Sempervirens listened carefully to a conversation that Floyd and Sabreene were having. She caught the word “tree,” her attention was rapt.

“I love this line,” Sabreene said. “‘God is the experience of looking at a tree and saying, “Ah!”

“Who said that?” asked Floyd.

“Joseph Campbell.”

“Ah, of course! And do you agree?”

“With the feeling, yes,” said Sabreene.

“And many things can generate that feeling?” asked Floyd.

“That’s right,” said Sabreene.

And Sempervirens began to think that maybe that meant that God was in many things, not just trees and pollywogs.


Jeffrey noticed midway through the reception that the caterer hadn’t arrived yet and they had no cake! It was getting late, and the guests might start leaving soon. He thought about which recipe could be baked most quickly: carob cake! As soon as he pulled it from the oven and added the decoration, the caterer arrived.

“Sorry,” Meggs said. “There was a screw-up at the catering office! I just now got the text. Got here as fast as I could.”


No matter! The guests were still there, the cake was baked, and Meggs was just in time to join the fun!
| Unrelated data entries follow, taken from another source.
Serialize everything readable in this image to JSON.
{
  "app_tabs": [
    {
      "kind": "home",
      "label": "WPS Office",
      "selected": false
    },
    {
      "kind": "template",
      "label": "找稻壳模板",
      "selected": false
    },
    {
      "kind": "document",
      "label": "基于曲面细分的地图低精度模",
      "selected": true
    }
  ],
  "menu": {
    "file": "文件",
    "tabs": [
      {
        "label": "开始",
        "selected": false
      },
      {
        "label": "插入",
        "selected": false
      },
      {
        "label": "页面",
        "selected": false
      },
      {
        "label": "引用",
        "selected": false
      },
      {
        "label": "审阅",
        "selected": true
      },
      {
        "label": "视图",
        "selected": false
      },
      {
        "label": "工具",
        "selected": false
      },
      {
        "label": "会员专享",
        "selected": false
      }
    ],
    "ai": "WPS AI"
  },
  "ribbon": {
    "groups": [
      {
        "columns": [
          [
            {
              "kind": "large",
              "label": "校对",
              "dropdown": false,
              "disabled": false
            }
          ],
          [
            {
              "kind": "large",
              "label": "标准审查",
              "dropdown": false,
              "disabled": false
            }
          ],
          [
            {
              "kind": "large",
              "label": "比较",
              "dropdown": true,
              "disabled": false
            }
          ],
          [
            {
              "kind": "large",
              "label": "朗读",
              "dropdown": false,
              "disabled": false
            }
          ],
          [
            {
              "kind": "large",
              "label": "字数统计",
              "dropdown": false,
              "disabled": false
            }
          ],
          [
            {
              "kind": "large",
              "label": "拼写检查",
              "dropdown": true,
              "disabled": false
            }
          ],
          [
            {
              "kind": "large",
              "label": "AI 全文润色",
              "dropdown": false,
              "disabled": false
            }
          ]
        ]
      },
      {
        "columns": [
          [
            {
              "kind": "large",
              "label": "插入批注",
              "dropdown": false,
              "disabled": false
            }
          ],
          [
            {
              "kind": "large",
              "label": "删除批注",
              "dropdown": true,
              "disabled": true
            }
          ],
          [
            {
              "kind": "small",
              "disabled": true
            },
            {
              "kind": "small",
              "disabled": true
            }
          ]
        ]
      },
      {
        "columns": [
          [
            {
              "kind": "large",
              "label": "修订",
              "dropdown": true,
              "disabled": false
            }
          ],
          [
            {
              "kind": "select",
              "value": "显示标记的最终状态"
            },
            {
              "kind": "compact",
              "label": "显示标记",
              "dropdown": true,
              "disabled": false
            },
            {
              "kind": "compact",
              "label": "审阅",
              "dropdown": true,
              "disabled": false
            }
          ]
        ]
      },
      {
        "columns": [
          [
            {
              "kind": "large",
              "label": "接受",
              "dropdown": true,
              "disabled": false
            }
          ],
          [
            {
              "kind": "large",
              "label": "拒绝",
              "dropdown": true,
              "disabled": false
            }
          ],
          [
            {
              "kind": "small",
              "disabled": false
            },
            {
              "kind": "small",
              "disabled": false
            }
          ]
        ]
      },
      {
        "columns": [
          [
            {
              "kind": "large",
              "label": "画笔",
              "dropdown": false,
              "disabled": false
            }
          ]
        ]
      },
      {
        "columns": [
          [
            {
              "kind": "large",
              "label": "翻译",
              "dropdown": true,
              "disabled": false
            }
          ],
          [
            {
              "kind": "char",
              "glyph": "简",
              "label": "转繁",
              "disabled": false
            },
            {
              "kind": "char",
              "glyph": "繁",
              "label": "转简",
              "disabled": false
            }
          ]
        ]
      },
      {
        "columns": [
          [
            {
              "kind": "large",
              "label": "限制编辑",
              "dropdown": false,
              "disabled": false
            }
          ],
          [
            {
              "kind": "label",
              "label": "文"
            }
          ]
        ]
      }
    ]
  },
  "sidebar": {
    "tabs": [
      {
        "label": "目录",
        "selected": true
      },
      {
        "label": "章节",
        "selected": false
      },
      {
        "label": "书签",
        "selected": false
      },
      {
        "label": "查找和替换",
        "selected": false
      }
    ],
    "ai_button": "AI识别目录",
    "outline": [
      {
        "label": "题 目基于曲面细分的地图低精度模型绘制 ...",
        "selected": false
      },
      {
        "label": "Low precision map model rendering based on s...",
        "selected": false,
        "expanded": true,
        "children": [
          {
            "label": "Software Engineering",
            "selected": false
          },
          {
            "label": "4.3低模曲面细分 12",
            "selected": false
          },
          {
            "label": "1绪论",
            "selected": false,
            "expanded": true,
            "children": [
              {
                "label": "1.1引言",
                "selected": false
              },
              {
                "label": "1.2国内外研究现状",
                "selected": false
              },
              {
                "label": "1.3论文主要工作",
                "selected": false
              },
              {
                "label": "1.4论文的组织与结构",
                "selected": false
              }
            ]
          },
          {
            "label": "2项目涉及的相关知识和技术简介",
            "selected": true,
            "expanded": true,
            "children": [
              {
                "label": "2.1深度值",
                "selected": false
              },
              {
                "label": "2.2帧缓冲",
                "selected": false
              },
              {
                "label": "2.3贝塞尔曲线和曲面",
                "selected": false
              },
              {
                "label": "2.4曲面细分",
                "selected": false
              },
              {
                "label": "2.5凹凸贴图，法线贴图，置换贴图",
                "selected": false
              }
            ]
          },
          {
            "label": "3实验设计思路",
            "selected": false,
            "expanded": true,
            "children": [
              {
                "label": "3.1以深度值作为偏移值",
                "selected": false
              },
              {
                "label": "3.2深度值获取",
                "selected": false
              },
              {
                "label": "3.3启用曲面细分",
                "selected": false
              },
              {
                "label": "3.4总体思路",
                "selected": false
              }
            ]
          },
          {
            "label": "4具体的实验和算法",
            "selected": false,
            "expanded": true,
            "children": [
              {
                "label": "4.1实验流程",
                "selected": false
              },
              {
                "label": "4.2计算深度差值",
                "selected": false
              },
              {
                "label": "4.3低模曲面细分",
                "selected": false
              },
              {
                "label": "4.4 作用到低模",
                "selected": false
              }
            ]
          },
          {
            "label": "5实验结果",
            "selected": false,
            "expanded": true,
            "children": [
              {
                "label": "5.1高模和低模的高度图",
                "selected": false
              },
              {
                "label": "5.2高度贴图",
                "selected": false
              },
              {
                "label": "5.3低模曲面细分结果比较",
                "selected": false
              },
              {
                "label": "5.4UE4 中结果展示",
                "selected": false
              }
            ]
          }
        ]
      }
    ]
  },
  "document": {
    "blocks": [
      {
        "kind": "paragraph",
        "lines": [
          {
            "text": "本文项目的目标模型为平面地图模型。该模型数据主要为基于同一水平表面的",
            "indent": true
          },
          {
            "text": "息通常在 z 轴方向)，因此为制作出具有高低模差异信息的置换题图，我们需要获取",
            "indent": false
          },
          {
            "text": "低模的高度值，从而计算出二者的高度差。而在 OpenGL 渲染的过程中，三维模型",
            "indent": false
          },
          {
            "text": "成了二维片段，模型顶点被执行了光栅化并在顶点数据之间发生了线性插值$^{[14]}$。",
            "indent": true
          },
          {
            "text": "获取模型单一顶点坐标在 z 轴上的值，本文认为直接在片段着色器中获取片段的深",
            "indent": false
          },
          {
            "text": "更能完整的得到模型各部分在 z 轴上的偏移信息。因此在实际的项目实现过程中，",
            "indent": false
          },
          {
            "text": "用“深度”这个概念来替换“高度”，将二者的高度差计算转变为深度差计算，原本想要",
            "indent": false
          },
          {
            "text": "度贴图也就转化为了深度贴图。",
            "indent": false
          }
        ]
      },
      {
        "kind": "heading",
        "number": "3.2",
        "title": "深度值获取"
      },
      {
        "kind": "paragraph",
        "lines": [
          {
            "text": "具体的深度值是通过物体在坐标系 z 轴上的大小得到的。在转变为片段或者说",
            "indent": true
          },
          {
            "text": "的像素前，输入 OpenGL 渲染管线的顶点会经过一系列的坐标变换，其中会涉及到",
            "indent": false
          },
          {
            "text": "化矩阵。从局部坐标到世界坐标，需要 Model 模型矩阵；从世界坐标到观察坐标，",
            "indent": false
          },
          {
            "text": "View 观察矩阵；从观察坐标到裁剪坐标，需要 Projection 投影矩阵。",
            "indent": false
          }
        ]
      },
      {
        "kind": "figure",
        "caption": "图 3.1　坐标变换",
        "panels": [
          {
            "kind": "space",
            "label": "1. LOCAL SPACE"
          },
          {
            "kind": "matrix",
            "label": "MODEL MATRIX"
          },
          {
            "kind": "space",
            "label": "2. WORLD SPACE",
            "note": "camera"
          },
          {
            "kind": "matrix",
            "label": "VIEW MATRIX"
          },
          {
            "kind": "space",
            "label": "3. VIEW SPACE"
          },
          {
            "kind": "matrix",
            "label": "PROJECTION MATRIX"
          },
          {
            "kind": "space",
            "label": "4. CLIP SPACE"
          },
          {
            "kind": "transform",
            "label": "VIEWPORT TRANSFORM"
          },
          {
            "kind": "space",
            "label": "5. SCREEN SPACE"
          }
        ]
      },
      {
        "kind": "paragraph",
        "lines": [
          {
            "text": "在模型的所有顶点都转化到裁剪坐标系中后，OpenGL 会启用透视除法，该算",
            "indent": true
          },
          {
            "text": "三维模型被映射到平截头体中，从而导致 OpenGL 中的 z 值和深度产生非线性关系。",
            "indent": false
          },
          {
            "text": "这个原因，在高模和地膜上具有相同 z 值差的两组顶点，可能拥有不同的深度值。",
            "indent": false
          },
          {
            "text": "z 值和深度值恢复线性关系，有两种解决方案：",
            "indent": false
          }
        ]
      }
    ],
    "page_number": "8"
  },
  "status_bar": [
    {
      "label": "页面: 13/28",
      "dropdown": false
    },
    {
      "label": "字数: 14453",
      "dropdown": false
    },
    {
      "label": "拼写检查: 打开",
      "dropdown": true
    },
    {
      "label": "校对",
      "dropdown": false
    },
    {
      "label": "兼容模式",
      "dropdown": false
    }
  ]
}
Sempervirens knew that every cake deserves a song, so while J. P. cut the first slice she sang loud and clear:

An aunt takes an aunt
And an uncle with an uncle!

‘Come with me to the pond
beneath the hidden tree,’
said the grasshopper to the frog.
‘We will be happy, happy as can be!’


“I’ve got an idea!” said Rae. “Let’s play musical chairs, and when you’re out, you grab your piece of cake!”

So Sempervirens sang, and the adults marched around the table, and when Sempervirens stopped, the one left standing grabbed the cake.
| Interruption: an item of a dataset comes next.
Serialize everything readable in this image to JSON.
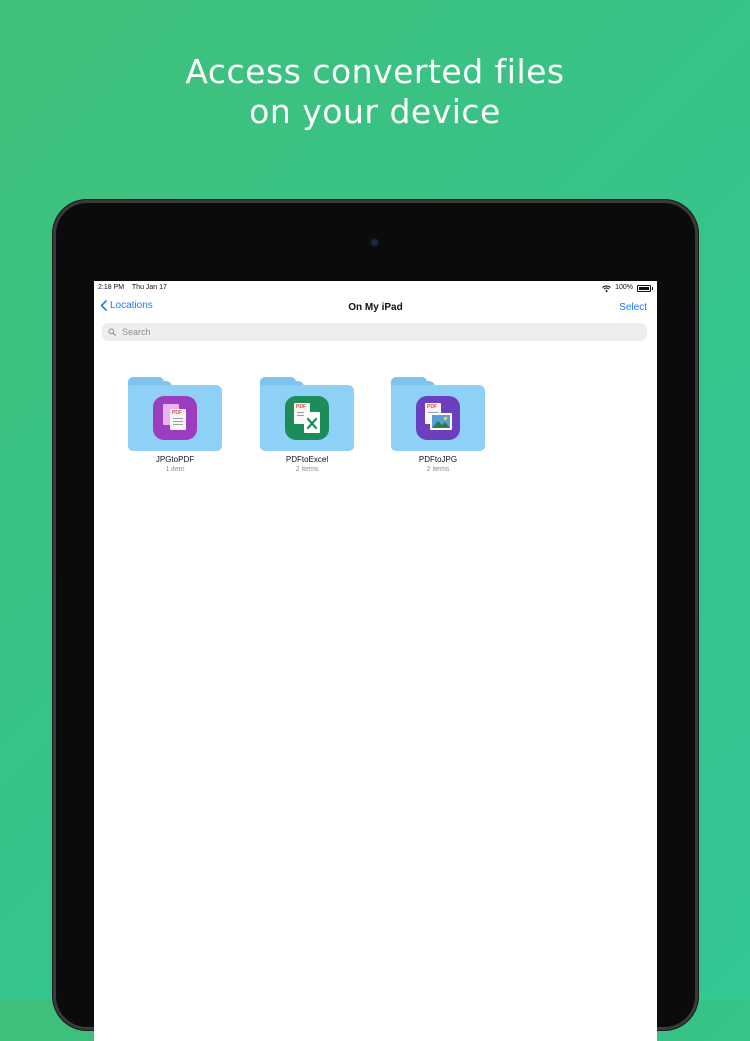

“What’s the incentive to find a chair, again?” eXo asked Floyd.


“To play the game?” he replied. “To be the last to get a piece of cake? Oh, never mind! Just, quick! The music has stopped!”
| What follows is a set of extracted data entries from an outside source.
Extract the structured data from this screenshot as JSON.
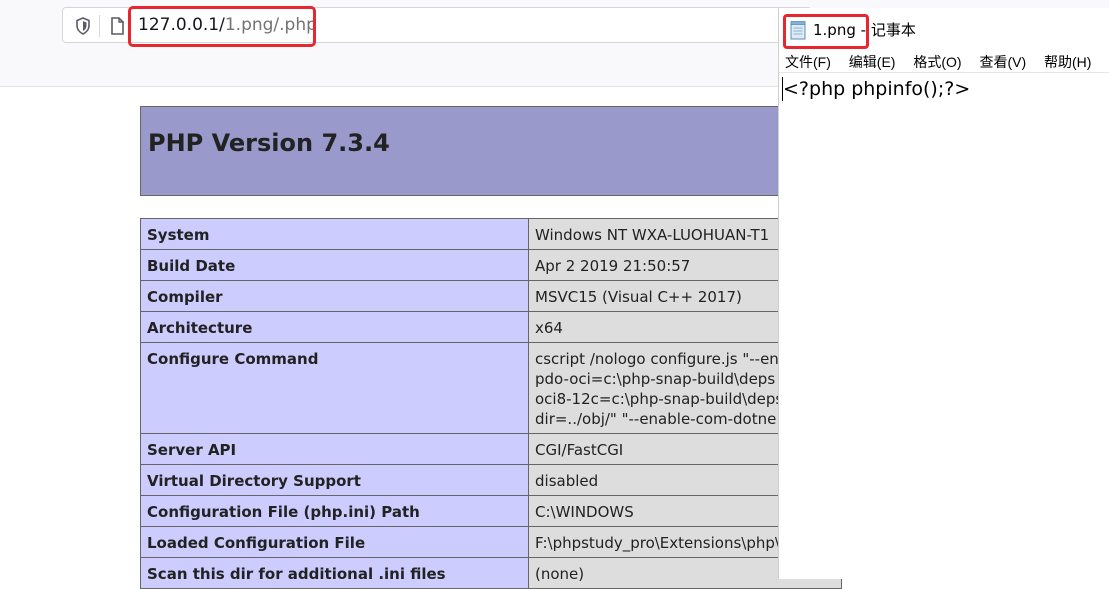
{
  "browser": {
    "url_host": "127.0.0.1/",
    "url_path": "1.png/.php"
  },
  "phpinfo": {
    "title": "PHP Version 7.3.4",
    "rows": [
      {
        "key": "System",
        "value": [
          "Windows NT WXA-LUOHUAN-T1"
        ]
      },
      {
        "key": "Build Date",
        "value": [
          "Apr 2 2019 21:50:57"
        ]
      },
      {
        "key": "Compiler",
        "value": [
          "MSVC15 (Visual C++ 2017)"
        ]
      },
      {
        "key": "Architecture",
        "value": [
          "x64"
        ]
      },
      {
        "key": "Configure Command",
        "value": [
          "cscript /nologo configure.js \"--en",
          "pdo-oci=c:\\php-snap-build\\deps",
          "oci8-12c=c:\\php-snap-build\\deps",
          "dir=../obj/\" \"--enable-com-dotne"
        ]
      },
      {
        "key": "Server API",
        "value": [
          "CGI/FastCGI"
        ]
      },
      {
        "key": "Virtual Directory Support",
        "value": [
          "disabled"
        ]
      },
      {
        "key": "Configuration File (php.ini) Path",
        "value": [
          "C:\\WINDOWS"
        ]
      },
      {
        "key": "Loaded Configuration File",
        "value": [
          "F:\\phpstudy_pro\\Extensions\\php\\"
        ]
      },
      {
        "key": "Scan this dir for additional .ini files",
        "value": [
          "(none)"
        ]
      }
    ]
  },
  "notepad": {
    "title_file": "1.png",
    "title_sep": " - ",
    "title_app": "记事本",
    "menu": [
      "文件(F)",
      "编辑(E)",
      "格式(O)",
      "查看(V)",
      "帮助(H)"
    ],
    "content": "<?php phpinfo();?>"
  },
  "colors": {
    "highlight": "#e8262d",
    "php_header": "#9999cc",
    "php_key": "#ccccff",
    "php_value": "#dddddd"
  }
}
It was almost–but not quite–too much joy for onezero. All those games, all those friends, all that family, and the songs from beyond that never did quit, not once.


Soon the game ended, and all the slices of cake had been eaten, and more guests arrived from downstairs. No more cake? No bother! Redbud whipped up a fresh one, white this time, with sprinkles.


“Oh, well done!” said Meggles. “Now that’s a cake that any caterer would be proud to serve!”


Knox got to wondering where his wife had gotten to. The wedding joy was stirring up romantic feelings in him, reminding him of how lucky he felt to be married to the most beautiful member of this family.


“Have you seen Cypress?” Knox asked Davion and eXo down at the bar.

“She did grace her form troo this way den funf minuten,” Davion said.

“She said she was looking for you,” said eXo.


Cypress had headed outside–that’s where she always went she couldn’t find Knox.


But this time, she didn’t see him there. She took a moment to take in the big sky and look up at Orion’s belt. She took a moment to listen to Kitten Nell’s performance on the piano. And then she headed back in.

They found each other at the bar.


Upstairs, Nathanael painted a wedding gift for the couple. He’d been married to a woman strong as a mountain, burning like lava within–it had been bliss. With this gift, he hoped to pass on that magic to J. P. and Floyd.


The sky took on the gray of early dawn.

“Hey, Squid,” said Knox. “You’ve been up all night! Maybe it’s time for us to head home.”

“I’m not tired, Dad,” said Sempervirens.

“I am,” said J. P.


The party was winding down as Joel arrived. He’d been in the middle of drafting a chapter of his novel when J. P. had texted that the wedding was on. He finished the chapter shortly before the sun rose, but he still wanted to congratulate the couple, even if he had missed most of the celebration.


Kitten Nell played on, and Sugar discovered that she had, indeed, learned something from her performance.


Kitten Nell had played with passion and grace, restraint and courage, abandon and care, and it felt, to Sugar, a little like living, and a lot like love.